No momento em que um óvulo é fertilizado por um espermatozóide, uma reação natural impede que outro espermatozóide também o penetre. No entanto, no momento em que uma fêmea copula com machos diferentes, poderá ter cada um de seus óvulos fertilizados por espermatozóides de pais distintos.

No caso dos gatos, as fêmeas que não têm pedigree (certificado de registro de ancestralidade) podem produzir quatro óvulos ou mais, o que não garante que os fertilizados possam se desenvolver em filhotes. Em média, podem nascer de três a sete filhotes. Para alguns gatos de raça, as ninhadas ocorrem em maior quantidade, chegando a mais de dez gatinhos.
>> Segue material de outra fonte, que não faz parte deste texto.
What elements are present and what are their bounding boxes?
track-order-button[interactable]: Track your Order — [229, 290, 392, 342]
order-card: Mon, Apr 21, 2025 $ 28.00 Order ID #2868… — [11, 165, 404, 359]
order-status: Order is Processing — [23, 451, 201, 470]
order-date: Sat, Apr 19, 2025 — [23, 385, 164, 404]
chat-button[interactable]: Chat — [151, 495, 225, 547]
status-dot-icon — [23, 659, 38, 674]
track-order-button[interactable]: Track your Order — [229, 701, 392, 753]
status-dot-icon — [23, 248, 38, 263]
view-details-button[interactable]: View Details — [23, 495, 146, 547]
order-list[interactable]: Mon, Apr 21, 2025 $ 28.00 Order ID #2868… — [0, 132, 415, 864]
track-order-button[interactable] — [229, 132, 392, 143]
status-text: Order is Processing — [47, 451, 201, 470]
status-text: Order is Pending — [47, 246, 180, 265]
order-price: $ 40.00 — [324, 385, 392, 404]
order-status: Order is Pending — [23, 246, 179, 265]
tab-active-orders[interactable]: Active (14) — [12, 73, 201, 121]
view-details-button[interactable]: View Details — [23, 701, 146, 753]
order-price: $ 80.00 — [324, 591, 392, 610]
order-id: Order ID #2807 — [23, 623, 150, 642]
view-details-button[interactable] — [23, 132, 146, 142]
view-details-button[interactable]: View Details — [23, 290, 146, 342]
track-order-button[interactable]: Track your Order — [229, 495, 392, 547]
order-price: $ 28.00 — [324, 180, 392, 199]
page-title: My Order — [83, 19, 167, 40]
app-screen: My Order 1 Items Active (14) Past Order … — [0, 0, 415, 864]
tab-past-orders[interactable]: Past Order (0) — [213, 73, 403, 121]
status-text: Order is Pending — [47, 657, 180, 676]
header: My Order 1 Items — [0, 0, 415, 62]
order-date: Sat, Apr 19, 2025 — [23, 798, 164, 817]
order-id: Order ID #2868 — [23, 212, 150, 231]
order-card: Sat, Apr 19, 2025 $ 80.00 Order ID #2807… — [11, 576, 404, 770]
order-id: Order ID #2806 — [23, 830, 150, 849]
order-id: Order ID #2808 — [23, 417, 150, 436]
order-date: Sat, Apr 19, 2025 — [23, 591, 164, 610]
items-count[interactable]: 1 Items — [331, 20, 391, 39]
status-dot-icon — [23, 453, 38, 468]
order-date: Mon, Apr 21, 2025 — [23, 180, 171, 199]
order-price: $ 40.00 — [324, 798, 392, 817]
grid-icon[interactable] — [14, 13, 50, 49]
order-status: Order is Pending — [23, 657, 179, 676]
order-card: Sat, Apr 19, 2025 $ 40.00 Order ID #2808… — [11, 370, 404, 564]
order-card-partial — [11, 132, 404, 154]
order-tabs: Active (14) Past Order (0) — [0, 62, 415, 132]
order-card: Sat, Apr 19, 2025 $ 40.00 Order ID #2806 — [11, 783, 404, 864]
O período de gestação é pequeno e dura nove semanas, em média. Entre os cães, a quantidade de óvulos e o tempo de gestação são similares aos dos gatos.

Outros animais

De acordo com Guilherme Domenichelli, é possível que este processo de reprodução de gatos e cães ocorra com exemplares de outras espécies, mesmo sendo algo incomum.

“Pode ocorrer que as fêmeas de outras espécies tenham filhotes de machos diferentes, mas fica difícil de identificar os parentescos deles porque não existirão tantas diferenças facilmente visíveis como entre os cães e os gatos”, completa.